Ein kurzer Rundumblick in deinem Büro reicht, um festzustellen: Es gibt eine Menge unterschiedlicher Frisuren. Von lang bis kurz über den Longbob inklusive Micro Pony und den strengen Pferdeschwanz ist alles mit dabei. Im Hinblick auf die Geschmäcker ist das vollkommen normal, doch beeinflusst deine Frisur deine Arbeit?

Eine Studie der australischen Frisursalon-Kette Bossy Hair belegte, dass 73 Prozent der Befragten zugaben, dass die Haare in die Bewertung der Professionalität eines Kollegen mit einfließen. Außerdem signalisiert eine chaotische Frisur auch chaotische Züge in anderen Bereichen. 
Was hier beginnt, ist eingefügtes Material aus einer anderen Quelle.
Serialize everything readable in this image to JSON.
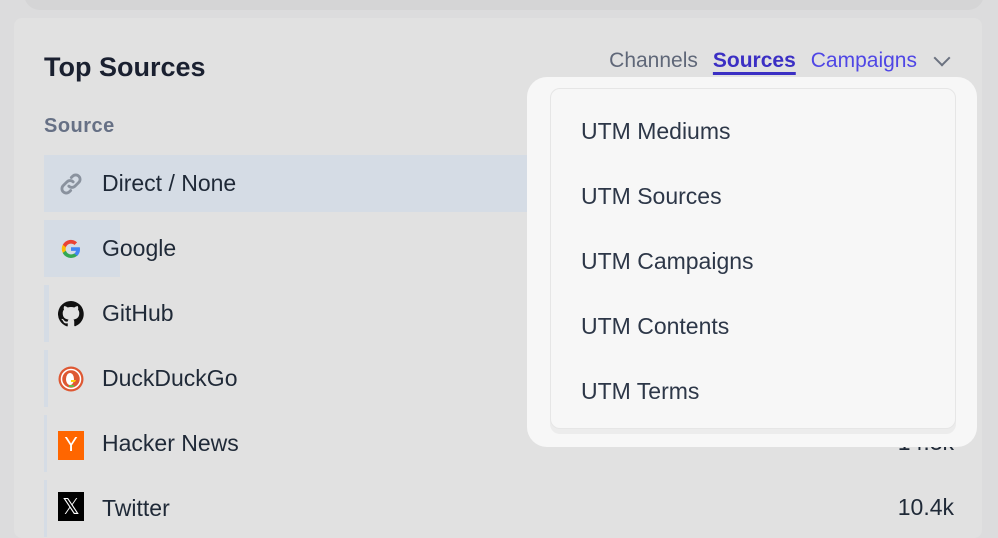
{
  "card": {
    "title": "Top Sources",
    "column_header": "Source"
  },
  "tabs": [
    {
      "label": "Channels",
      "active": false
    },
    {
      "label": "Sources",
      "active": true
    },
    {
      "label": "Campaigns",
      "active": false
    }
  ],
  "rows": [
    {
      "label": "Direct / None",
      "icon": "link-icon",
      "value": null
    },
    {
      "label": "Google",
      "icon": "google-icon",
      "value": null
    },
    {
      "label": "GitHub",
      "icon": "github-icon",
      "value": null
    },
    {
      "label": "DuckDuckGo",
      "icon": "duckduckgo-icon",
      "value": null
    },
    {
      "label": "Hacker News",
      "icon": "hacker-news-icon",
      "value": "14.3k"
    },
    {
      "label": "Twitter",
      "icon": "x-twitter-icon",
      "value": "10.4k"
    }
  ],
  "dropdown": {
    "items": [
      "UTM Mediums",
      "UTM Sources",
      "UTM Campaigns",
      "UTM Contents",
      "UTM Terms"
    ]
  },
  "colors": {
    "accent": "#4f46e5",
    "active_tab": "#3b2fc4",
    "bar": "#d5dce5"
  }
}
Frisur & Arbeit: Rote Haare wirken wenig seriös

Es konnte bereits festgestellt werden, dass einige Haarfarben weniger seriös wirken als andere. So strahlen zum Beispiel rote Haare weniger Professionalität aus. Frauen mit braunen Haaren hingegen werden zu 34 Prozent als Erfolgstypen eingestuft, dicht hinter Frauen mit blonden Haaren (34 Prozent). Frauen mit schwarzen Haaren wurden innerhalb dieser Studie nur als mittelmäßig erfolgreich eingestuft.

Außerdem scheint neben der Haarfarbe auch die Frisur für deine Karriere entscheidend zu sein. So wirken Frauen, die ihre Haare als Pferdeschwanz tragen, kompetenter als ihre Kollegen mit offenen Haaren. Nach dieser Studie empfiehlt es sich also, sich bei bestimmten Gelegenheiten für einen seriösen Zopf zu entscheiden.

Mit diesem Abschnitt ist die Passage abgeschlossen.